То, что герцогиня применила это выражение к де Шарлю, поразило меня, и тут я подумал, что некоторые черты де Шарлю, быть может, объясняются тем, что он не вполне нормален, например, его ликование при мысли, что он предложит Блоку отколотить родную мать. Я вспомнил, что не только в том, о чем он говорил, но и в том, как он говорил, проступала некоторая его странность. Когда мы в первый раз слушаем адвоката или актера, на нас производит сильное впечатление их тон, совершенно непохожий на тон разговорной речи. Но, уверившись, что окружающие находят его вполне естественным, мы никому не признаёмся, что изумлены, не признаёмся даже самим себе, мы довольствуемся тем, что оцениваем силу таланта. В крайнем случае мы подумаем, глядя на актера Французской комедии: почему он не уронил поднятую руку, а опускал ее легкими рывками, с частыми перерывами, не меньше десяти минут? Или – слушая кого-нибудь вроде Лабори:[311] почему, как только он откроет рот, из его груди льются неожиданные, трагические звуки, хотя говорит он о самых простых вещах? Но поскольку все считают, что так и нужно, то и нас это не коробит. Вдумавшись, люди убеждались, что и де Шарлю говорит о себе велеречиво, необычным тоном. Казалось, в любую минуту его могут спросить: «Почему вы так кричите? Почему вы так заносчивы?» Однако все, словно по молчаливому уговору, сходились на том, что так и должно быть. И вы вступали в хоровод восторгавшихся разглагольствованиями де Шарлю. Но, конечно, человеку, с ним незнакомому, иной раз могло показаться, что это вопль умоисступленного.
– А вы уверены, – спросила герцогиня тоном, в котором грубоватость сочеталась с простотой, – что не спутали, что вы действительно имеете в виду моего деверя Паламеда? Он из всего любит делать тайну, но это уж чересчур!..
Я ответил, что твердо уверен и что, должно быть, де Шарлю не расслышал моего имени.
– Итак, я с вами прощаюсь, – словно бы с грустью молвила герцогиня Германтская. – Мне нужно на минутку заехать к принцессе де Линь.
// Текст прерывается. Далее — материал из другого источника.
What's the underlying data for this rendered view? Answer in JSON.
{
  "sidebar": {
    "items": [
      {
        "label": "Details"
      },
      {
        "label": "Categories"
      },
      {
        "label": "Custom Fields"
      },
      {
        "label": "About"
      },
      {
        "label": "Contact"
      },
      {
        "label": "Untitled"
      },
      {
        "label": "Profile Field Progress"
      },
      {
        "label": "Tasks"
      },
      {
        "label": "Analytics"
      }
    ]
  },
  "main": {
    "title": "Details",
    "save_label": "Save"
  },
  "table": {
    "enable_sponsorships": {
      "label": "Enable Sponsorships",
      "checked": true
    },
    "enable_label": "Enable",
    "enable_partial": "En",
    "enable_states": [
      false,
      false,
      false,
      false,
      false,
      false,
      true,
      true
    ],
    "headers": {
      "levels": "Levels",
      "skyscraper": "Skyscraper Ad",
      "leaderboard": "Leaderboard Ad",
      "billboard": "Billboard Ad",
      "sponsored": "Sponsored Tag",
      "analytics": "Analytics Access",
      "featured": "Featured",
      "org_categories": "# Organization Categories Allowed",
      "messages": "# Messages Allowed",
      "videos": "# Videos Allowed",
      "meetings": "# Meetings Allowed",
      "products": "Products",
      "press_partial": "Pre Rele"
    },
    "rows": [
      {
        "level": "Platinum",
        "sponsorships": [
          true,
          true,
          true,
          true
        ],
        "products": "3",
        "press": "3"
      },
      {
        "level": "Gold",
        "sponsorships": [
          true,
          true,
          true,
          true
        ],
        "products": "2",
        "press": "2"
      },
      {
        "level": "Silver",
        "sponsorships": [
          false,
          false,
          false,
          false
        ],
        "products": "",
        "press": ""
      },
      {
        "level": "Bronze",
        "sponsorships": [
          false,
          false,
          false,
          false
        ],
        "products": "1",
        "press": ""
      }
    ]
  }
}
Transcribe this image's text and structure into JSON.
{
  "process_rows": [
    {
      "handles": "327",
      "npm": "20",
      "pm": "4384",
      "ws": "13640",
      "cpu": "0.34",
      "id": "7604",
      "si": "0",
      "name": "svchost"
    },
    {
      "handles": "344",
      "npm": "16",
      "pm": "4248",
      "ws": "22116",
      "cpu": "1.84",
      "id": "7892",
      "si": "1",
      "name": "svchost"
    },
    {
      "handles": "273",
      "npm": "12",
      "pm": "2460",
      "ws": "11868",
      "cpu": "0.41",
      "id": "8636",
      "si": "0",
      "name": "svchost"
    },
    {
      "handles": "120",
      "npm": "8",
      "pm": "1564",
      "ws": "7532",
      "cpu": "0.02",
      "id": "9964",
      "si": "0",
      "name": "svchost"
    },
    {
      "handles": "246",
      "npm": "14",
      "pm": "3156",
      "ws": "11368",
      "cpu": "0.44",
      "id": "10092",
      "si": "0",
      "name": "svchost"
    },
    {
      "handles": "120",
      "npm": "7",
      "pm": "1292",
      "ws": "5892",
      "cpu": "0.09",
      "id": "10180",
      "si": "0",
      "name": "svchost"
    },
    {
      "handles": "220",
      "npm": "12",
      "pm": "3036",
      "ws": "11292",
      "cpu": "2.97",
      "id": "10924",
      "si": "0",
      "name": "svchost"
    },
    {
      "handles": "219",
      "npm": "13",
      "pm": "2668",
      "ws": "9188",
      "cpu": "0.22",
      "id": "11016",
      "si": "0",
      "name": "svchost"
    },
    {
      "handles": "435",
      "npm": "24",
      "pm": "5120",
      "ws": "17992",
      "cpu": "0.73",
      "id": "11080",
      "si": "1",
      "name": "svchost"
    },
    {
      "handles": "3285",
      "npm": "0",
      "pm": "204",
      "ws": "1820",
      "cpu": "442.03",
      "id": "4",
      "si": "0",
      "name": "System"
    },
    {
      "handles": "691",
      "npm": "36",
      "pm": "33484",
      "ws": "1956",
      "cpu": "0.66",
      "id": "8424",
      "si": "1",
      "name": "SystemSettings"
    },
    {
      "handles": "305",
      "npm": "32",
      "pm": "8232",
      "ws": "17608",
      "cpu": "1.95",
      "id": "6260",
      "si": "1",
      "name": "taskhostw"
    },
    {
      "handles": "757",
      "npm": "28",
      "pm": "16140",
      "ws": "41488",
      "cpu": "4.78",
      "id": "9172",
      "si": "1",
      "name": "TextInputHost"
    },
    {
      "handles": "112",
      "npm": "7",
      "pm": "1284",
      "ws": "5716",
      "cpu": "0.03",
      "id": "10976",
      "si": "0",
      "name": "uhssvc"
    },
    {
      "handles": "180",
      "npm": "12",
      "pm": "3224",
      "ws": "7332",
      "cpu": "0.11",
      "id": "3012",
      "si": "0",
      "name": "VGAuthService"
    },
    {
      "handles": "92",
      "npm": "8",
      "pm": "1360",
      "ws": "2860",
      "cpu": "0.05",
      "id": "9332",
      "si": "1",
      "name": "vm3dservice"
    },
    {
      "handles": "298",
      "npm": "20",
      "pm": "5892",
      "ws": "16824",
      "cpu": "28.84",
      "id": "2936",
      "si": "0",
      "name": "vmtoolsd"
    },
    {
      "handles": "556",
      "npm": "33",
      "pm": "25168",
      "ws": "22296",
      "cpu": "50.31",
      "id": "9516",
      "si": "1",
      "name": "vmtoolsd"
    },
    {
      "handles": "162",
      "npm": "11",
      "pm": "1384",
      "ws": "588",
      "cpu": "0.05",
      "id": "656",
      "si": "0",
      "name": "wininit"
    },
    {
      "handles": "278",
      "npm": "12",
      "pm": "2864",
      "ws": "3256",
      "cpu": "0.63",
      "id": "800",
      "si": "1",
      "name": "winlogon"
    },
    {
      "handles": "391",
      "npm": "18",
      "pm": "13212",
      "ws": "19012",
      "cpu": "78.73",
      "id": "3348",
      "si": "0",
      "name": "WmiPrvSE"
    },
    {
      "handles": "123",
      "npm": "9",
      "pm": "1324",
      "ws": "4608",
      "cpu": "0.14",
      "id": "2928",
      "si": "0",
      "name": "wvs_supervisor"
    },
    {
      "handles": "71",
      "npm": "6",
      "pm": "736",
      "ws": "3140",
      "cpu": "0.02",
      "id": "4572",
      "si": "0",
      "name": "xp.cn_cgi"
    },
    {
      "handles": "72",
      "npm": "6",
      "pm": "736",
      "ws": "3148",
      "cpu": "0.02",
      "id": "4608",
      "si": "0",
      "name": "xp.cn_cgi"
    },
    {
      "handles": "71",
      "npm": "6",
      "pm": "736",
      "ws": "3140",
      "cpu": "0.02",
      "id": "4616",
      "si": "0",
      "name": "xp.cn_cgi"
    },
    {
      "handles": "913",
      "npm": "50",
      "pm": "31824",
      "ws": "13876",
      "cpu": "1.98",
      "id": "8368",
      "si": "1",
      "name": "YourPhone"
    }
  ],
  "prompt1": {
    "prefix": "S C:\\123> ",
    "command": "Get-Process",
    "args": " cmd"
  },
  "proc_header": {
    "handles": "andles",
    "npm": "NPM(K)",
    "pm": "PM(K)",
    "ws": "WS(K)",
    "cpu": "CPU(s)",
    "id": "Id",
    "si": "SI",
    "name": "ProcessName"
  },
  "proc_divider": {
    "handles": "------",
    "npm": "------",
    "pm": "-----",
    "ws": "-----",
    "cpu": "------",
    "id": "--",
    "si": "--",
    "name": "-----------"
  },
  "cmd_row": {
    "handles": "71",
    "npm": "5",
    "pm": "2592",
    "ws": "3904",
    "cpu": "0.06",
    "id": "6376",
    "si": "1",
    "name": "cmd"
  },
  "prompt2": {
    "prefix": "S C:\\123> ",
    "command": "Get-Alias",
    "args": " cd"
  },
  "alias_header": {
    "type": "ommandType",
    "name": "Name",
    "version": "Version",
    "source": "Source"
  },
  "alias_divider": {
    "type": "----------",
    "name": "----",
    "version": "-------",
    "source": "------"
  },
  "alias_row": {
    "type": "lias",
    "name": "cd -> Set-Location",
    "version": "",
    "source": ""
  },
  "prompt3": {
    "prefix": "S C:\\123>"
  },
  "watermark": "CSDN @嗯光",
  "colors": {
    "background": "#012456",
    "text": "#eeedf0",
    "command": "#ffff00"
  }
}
Вы к ней не заглянете? Нет? Вы не любите бывать в свете? Вы совершенно правы, это несносно. Ах, если 6 у меня не было обязанностей! Но ведь мы с ней в родстве – неудобно. Мне жаль, что вы там не бываете, чисто эгоистически, я бы вас отвезла и даже привезла обратно. Ну, до свидания, надеюсь – до пятницы. Что де Шарлю было стыдно за знакомство со мной перед графом д'Аржанкуром – это еще туда-сюда. Но что он постеснялся признаться, что знает меня, своей невестке, которая о нем такого высокого мнения, хотя ничего удивительного в этом знакомстве нет, поскольку я хорош с его теткой и его племянником, – это не укладывалось у меня в голове.
Не могу не отметить, что в известном смысле герцогине Германтской было свойственно величие духа, проявлявшееся в том, что она раз навсегда вычеркивала из памяти все, что другие не могли забыть прочно. Теперь она была по отношению ко мне так благородна, так непринужденно любезна, как будто прежде я никогда не надоедал ей, не преследовал ее, не выслеживал во время ее утренних прогулок, как будто своими ежедневными поклонами я не вызывал у нее нескрываемого раздражения, как будто ей не приходилось отмахиваться от Сен-Лу, когда тот умолял ее позвать меня к себе. Она не поминала прошлое, не прибегала к полусловам, к двусмысленным улыбкам, к намекам; в теперешней ее приветливости, свободной от оглядок назад, от недомолвок, было что-то горделиво прямолинейное, напоминавшее величественную ее осанку, более того: все недобрые чувства, какие она питала к кому-либо раньше, рассыпались в прах, и прах этот был так далеко отброшен от ее памяти или, во всяком случае, от ее поведения, что у всех, кто смотрел на ее лицо, когда ей приходилось с самым милым видом обходить острые углы, – между тем как у многих других эти острые углы могли бы оставить холодок или же вызвать град упреков, – появлялось такое ощущение, как будто они духовно очистились.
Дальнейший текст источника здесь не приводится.